Un point capital dans l'organisation de l'Ecole, c'est que, sous le régime de l'internat, l'enseignement des humanités y était donné de pair avec l'enseignement de la musique. Ces conditions offraient le double avantage d'en favoriser l'accès à des élèves de tout âge et de conserver à l'éducation ce caractère hermétique qui permet de ne laisser pénétrer dans de jeunes cerveaux que de saines impressions et dont, pour ma part, j'ai profondément ressenti les bienfaits. Avec l'internat, moins d'éparpillement, de dispersion de temps et de forces, moins de conseils venant de droite et de gauche, généralement funestes autant que contradictoires, enfin, au simple point de vue de la musique, moins de contacts pernicieux. La musique ? nous en étions imprégnés, nous y vivions comme dans un bain, elle nous pénétrait par tous les pores. Lorsqu'aux heures de récréation le froid ou la pluie nous privait de nous ébattre dans la cour, on aurait pu voir, dans les salles d'étude, nombre d'entre nous groupés autour d'un piano et fort absorbés par la lecture d'un opéra de Gluck, ou de Mozart, ou de Méhul, ou de Weber. Mais comme la musique dramatique n'était pas précisément le but de nos études, cette " distraction " ne nous était permise que dans ces moments-là.

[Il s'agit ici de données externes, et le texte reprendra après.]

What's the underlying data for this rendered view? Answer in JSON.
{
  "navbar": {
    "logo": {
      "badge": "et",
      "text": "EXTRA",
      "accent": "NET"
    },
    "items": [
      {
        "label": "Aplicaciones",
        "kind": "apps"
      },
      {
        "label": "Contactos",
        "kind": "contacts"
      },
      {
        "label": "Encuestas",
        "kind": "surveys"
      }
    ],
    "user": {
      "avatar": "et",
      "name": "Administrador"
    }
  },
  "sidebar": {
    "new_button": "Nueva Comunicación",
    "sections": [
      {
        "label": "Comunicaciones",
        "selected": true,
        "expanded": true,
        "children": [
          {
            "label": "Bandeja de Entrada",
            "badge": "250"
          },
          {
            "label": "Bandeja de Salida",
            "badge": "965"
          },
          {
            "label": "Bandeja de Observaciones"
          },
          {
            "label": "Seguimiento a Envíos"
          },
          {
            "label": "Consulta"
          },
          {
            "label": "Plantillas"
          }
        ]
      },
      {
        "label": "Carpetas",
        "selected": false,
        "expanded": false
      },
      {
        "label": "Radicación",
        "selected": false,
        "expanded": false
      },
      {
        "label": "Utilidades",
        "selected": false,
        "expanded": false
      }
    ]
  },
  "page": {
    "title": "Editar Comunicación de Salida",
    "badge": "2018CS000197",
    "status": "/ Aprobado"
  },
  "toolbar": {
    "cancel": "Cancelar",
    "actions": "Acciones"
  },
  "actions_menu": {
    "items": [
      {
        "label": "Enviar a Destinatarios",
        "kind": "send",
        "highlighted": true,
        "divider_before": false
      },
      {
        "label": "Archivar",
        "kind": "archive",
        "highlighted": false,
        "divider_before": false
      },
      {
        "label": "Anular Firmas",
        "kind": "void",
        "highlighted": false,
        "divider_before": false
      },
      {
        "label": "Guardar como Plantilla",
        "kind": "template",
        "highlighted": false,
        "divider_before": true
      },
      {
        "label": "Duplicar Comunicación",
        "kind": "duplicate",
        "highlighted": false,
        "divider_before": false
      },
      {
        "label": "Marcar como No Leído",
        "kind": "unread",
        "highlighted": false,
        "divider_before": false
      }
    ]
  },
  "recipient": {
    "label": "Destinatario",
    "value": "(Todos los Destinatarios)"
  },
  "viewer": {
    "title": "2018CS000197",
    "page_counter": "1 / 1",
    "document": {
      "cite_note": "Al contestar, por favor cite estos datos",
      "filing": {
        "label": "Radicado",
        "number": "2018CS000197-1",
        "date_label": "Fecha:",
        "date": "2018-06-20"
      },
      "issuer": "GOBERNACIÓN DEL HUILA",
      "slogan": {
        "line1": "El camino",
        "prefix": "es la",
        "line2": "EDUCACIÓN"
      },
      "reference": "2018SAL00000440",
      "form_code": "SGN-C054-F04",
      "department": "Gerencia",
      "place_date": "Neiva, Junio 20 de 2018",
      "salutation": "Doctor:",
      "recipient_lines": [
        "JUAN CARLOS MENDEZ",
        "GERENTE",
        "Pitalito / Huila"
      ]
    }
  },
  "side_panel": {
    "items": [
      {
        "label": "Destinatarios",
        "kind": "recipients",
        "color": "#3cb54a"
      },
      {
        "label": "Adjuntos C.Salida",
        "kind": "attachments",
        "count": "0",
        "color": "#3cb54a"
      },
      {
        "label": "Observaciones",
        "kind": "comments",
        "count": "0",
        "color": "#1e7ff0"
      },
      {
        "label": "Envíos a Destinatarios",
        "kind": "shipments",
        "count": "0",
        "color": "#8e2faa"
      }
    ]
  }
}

L'enseignement instrumental comportait uniquement l'étude du piano et de l'orgue. L'enseignement théorique et pratique comprenait l'harmonie, le contrepoint, la composition, l'orchestration, l'accompagnement, particulièrement l'accompagnement du plain-chant d'après une méthode enfin rationnelle, aujourd'hui adoptée dans la plupart des églises, mais toute récente alors et due à l'initiative et à la collaboration de Niedermeyer et d'un savant musicographe, Joseph d'Ortigues.

J'ai dit que le recrutement de l'Ecole réunissait des élèves de tout âge. Ainsi avait-on pu créer un cours de Chant simultané dont les exercices étaient strictement consacrés à l'exécution des œuvres de Palestrina, de Vittoria, d'Orlando Lasso, etc., ou de Bach et de Haëndel.

Peut-être étonnerais-je si je disais combien peut s'enrichir une nature musicale au contact fréquent des maîtres des XVIe et XVIIe siècles et quelles ressources peuvent même naître de l'étude et de la pratique du chant grégorien. Oserait-on affirmer que telles lignes mélodiques, telles trouvailles harmoniques d'apparition récente n'ont point leurs racines dans un passé dont nous nous croyons si éloignés et si dégagés ?

Le programme des études pour le piano comprenait, avec les clavecinistes, Bach, Haydn, Mozart, Beethoven, Weber, Mendelssohn; pour l'orgue, avec les organistes français du XVIIIe siècle, Bach, Haëndel, Boëly, Mendelssohn. (Les œuvres d'orgue de ce dernier sont particulièrement remarquables.)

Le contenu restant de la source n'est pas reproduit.